Security Verification Tracks S.1 through S.5 have initial coverage. Track S.6 is ongoing doc hygiene and should move with review-process changes. Track S.8 must land before Stage 6 runs mutually-untrusting services. Track S.9 design is complete and now gates concrete implementation work in 3.6/5.2. Track S.11 gates device-driver work. Track S.12 should not expand bounds for their own sake; it is a refresh point when new kernel invariants make better proof targets available. Track S.13 closes the remaining target-3 gap from the table above.
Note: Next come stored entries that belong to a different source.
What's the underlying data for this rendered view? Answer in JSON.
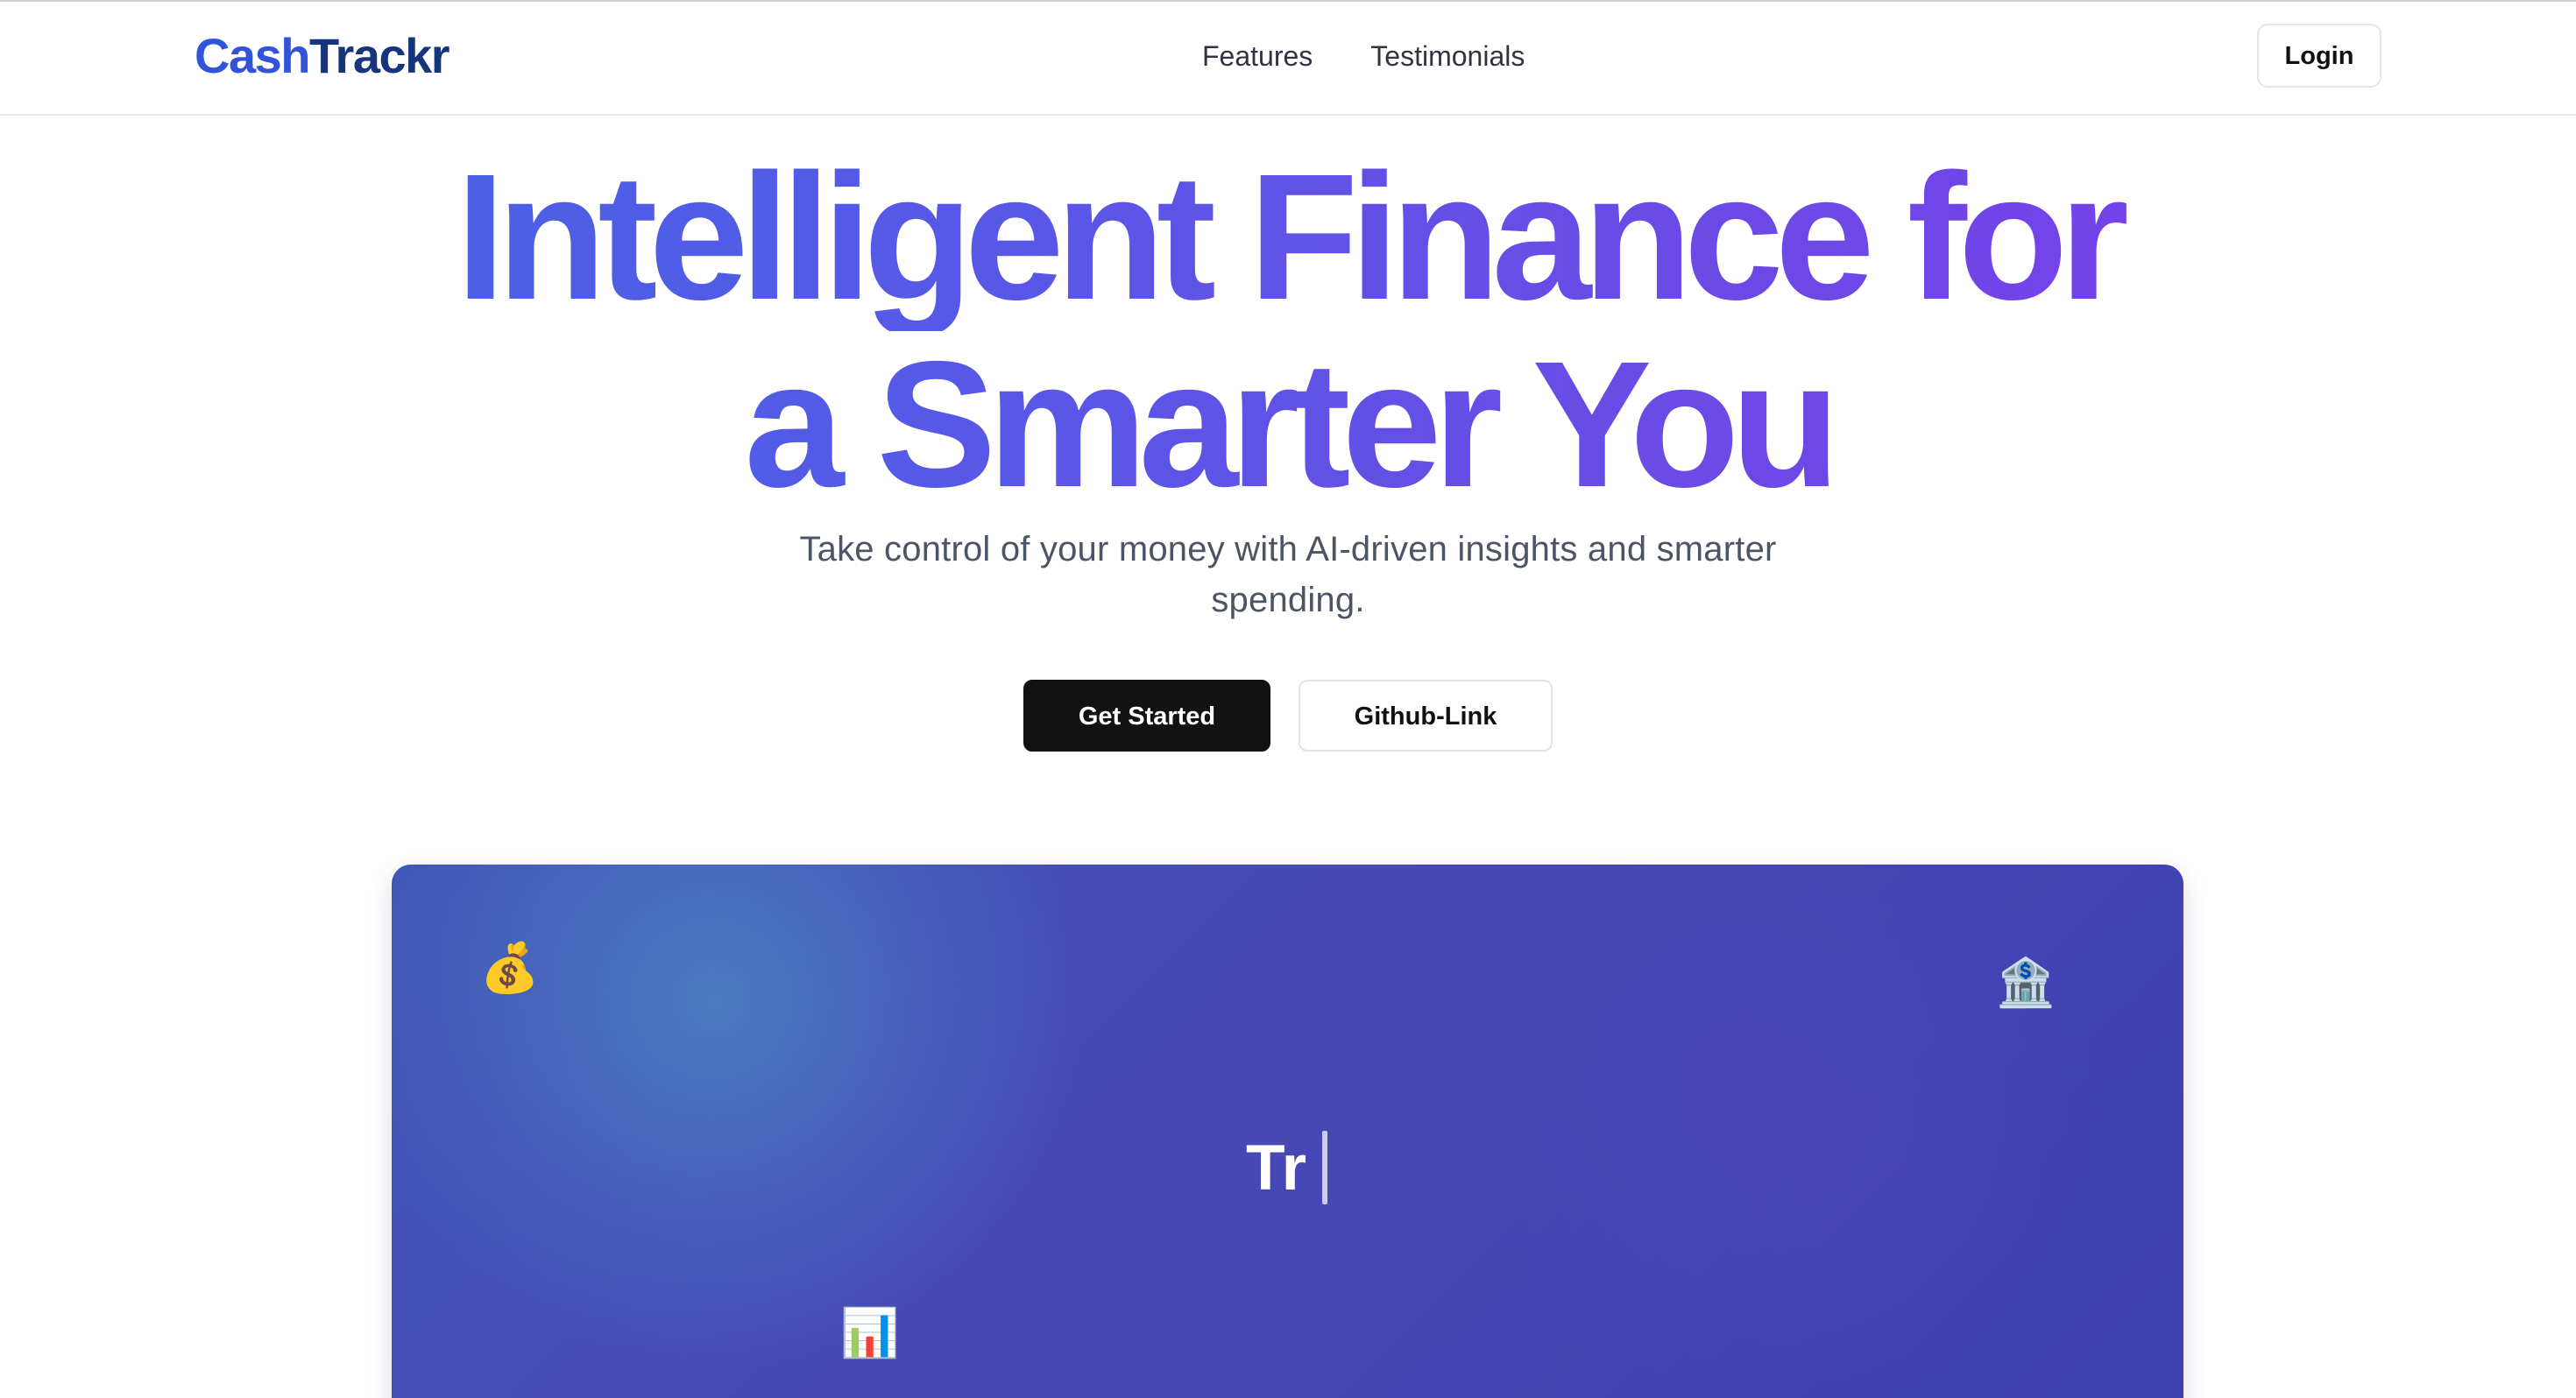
{
  "header": {
    "logo": {
      "part1": "Cash",
      "part2": "Trackr"
    },
    "nav": [
      "Features",
      "Testimonials"
    ],
    "login_label": "Login"
  },
  "hero": {
    "title_line1": "Intelligent Finance for",
    "title_line2": "a Smarter You",
    "subtitle": "Take control of your money with AI-driven insights and smarter spending.",
    "primary_button": "Get Started",
    "secondary_button": "Github-Link"
  },
  "banner": {
    "typing_text": "Tr",
    "icons": {
      "money_bag": "💰",
      "bank": "🏦",
      "chart": "📊"
    }
  },
  "colors": {
    "logo_cash": "#3154d8",
    "logo_trackr": "#17357d",
    "heading_start": "#3f67e2",
    "heading_end": "#7c3aed",
    "banner_background": "#4346b3",
    "primary_button": "#121212"
  }
}
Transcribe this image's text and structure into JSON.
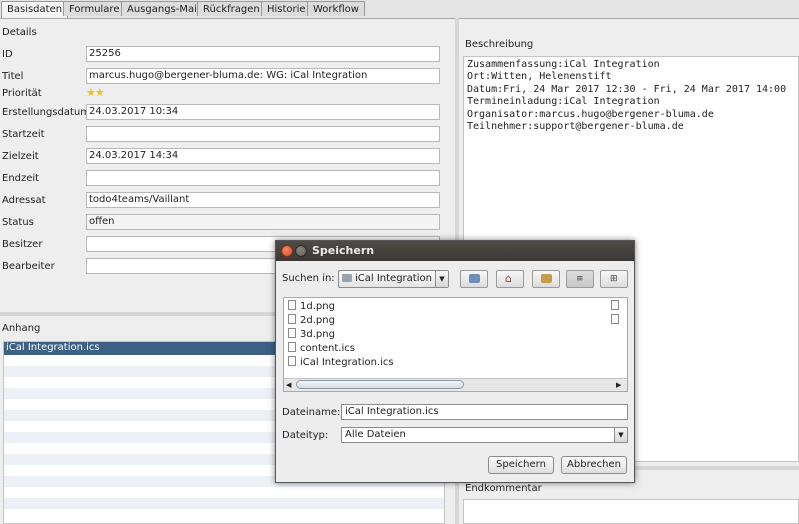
{
  "tabs": [
    "Basisdaten",
    "Formulare",
    "Ausgangs-Mail",
    "Rückfragen",
    "Historie",
    "Workflow"
  ],
  "details": {
    "section_title": "Details",
    "fields": {
      "id": {
        "label": "ID",
        "value": "25256"
      },
      "titel": {
        "label": "Titel",
        "value": "marcus.hugo@bergener-bluma.de: WG: iCal Integration"
      },
      "prioritaet": {
        "label": "Priorität",
        "stars": 2
      },
      "erstellungsdatum": {
        "label": "Erstellungsdatum",
        "value": "24.03.2017 10:34"
      },
      "startzeit": {
        "label": "Startzeit",
        "value": ""
      },
      "zielzeit": {
        "label": "Zielzeit",
        "value": "24.03.2017 14:34"
      },
      "endzeit": {
        "label": "Endzeit",
        "value": ""
      },
      "adressat": {
        "label": "Adressat",
        "value": "todo4teams/Vaillant"
      },
      "status": {
        "label": "Status",
        "value": "offen"
      },
      "besitzer": {
        "label": "Besitzer",
        "value": ""
      },
      "bearbeiter": {
        "label": "Bearbeiter",
        "value": ""
      }
    }
  },
  "anhang": {
    "section_title": "Anhang",
    "selected_item": "iCal Integration.ics"
  },
  "beschreibung": {
    "section_title": "Beschreibung",
    "lines": [
      "Zusammenfassung:iCal Integration",
      "Ort:Witten, Helenenstift",
      "Datum:Fri, 24 Mar 2017 12:30 - Fri, 24 Mar 2017 14:00",
      "Termineinladung:iCal Integration",
      "Organisator:marcus.hugo@bergener-bluma.de",
      "Teilnehmer:support@bergener-bluma.de"
    ]
  },
  "endkommentar": {
    "section_title": "Endkommentar"
  },
  "dialog": {
    "title": "Speichern",
    "look_in_label": "Suchen in:",
    "look_in_value": "iCal Integration",
    "files": [
      "1d.png",
      "2d.png",
      "3d.png",
      "content.ics",
      "iCal Integration.ics"
    ],
    "filename_label": "Dateiname:",
    "filename_value": "iCal Integration.ics",
    "filetype_label": "Dateityp:",
    "filetype_value": "Alle Dateien",
    "save_button": "Speichern",
    "cancel_button": "Abbrechen"
  },
  "colors": {
    "accent_selection": "#3d6185",
    "titlebar": "#3f3c38",
    "close_button": "#e25c34",
    "star": "#f0c020"
  }
}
7. What This Proposal Does Not Promise

• No claim that capOS will be “secure” at the end. It will be harder to write a silently wrong change to the code paths the tooling covers, and it will be easier to find the ones that are still wrong.
• No proof obligation on every PR. Kani and Loom are expensive to run on every push; CI runs them on a reduced schedule (e.g. nightly, or on PRs that touch the covered crates).
• Userspace and host-tool bugs are in scope, but their impact is classified by boundary. A userspace bug should not compromise kernel isolation; a host-tool bug can still compromise the build TCB or developer/CI filesystem.
• No claim that confidentiality is handled beyond architectural isolation. Timing channels, cache side channels, device side channels, and covert channels through shared services remain explicit research topics, not current implementation goals.

8. Relation to Other Docs

• docs/research/sel4.md §1 and §6.1 already make the case that full verification is not the right goal. This proposal is the operational answer.
• REVIEW.md is the reviewer’s rulebook. This proposal explains the security and verification rationale behind its common checklist and per-boundary prompts.
• docs/tasks/** is the open-issue ledger. This proposal feeds it – every bug found by Tier 2/3/4 tooling gets a task record unless fixed in the same change.
• docs/roadmap.md owns the stages; this proposal does not add stages, only a cross-cutting track that runs alongside them.
• Task records under docs/tasks/ own concrete ordering; Security Verification Tracks S.1–S.17 above are mirrored there when they are actionable slices.
• docs/design-risks-register.md is the consolidated index of long-horizon design risks and open architectural questions; consult it when this proposal’s open gaps reference a hazard whose primary owner lives in a subsystem proposal, backlog, or design file rather than here.